The temples remain so jammed and packed that the wind has nowhere to go rather than settling on his shoulders. There is nothing as to be counseled in neither silence nor an answer to get from. Prayer is best taken to in silence, but the scenes crowded and chaotic.

Leaving rocks and stones, what has he? The gravels round and smooth and blackly are anointed as Vishnu. There are so many gods and goddesses to adore. But apart from holding faith in confidence, life too has its own grind to grind.

With the prayer there conjure up the images differently opined. Where is faith so sacrosanct? Is it in rituals or in service? One can definitely look up to in piety and reverence. But should there be any scope given to doubt and suspense lurking within?
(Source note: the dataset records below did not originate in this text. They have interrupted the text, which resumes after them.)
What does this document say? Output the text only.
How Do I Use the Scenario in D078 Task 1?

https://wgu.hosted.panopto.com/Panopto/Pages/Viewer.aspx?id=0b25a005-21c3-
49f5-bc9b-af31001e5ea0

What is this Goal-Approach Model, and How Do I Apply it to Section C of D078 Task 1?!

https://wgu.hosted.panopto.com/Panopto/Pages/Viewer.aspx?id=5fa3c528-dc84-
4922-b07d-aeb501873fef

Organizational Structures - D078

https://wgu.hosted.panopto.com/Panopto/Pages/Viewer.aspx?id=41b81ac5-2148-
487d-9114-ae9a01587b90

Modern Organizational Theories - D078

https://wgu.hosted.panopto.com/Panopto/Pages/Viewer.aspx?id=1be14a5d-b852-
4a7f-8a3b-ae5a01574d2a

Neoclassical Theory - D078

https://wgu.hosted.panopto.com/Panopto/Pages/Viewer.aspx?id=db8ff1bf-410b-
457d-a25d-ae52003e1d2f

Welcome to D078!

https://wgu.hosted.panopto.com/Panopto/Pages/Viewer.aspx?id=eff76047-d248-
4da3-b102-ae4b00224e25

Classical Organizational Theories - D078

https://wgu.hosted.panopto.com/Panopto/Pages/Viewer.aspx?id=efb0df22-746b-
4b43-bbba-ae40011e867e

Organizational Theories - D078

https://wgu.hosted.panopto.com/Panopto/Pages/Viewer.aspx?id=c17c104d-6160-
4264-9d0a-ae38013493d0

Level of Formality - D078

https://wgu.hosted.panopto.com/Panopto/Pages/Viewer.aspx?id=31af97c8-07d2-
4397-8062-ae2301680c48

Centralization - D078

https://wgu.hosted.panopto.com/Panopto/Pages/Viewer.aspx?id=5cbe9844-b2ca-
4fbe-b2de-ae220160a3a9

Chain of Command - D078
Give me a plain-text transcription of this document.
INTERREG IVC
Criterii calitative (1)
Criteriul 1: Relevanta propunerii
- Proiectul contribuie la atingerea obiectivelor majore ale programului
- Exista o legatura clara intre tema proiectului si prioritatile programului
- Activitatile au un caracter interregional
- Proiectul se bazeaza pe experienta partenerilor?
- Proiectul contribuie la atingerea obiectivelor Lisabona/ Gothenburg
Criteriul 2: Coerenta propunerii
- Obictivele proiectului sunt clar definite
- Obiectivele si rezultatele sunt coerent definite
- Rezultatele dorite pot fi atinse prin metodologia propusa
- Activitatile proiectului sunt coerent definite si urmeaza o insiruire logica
The temples become so jammed and cramming that even oxygen has to be put into the ventilation of the sanctum sanctorum as for to avert tragedies and loss. Generally in the rock-built temples, one door remains for the entry and the outlet. So many devotees and worshippers with the wishes of their own overcrowding the complex, is the scene. The bells which lie in hanging are metallic. Somebody has definitely made them. People ringing it, trying to knock the god, telling of arrival and submission of piety, comes under the purview.

Listening to a Prayer is no doubt a fine poem, but it is difficult to mean it if one knows it not the history of Orissa; if one knows it not the Hindu view of life. Without viewing the scenery of a temple complex, one may not be able to lay it bare. It is a poem of faith, but of doubt too recoiling around to be contradicted by logic and reasoning.

Stones are deep into the psyche of the people and they are so much adhered to it that they cannot reason it taking to be logic as their guide. While reading the poem, we become reminded of Krishna, Balbhadra and Subhadra and their grotesque images.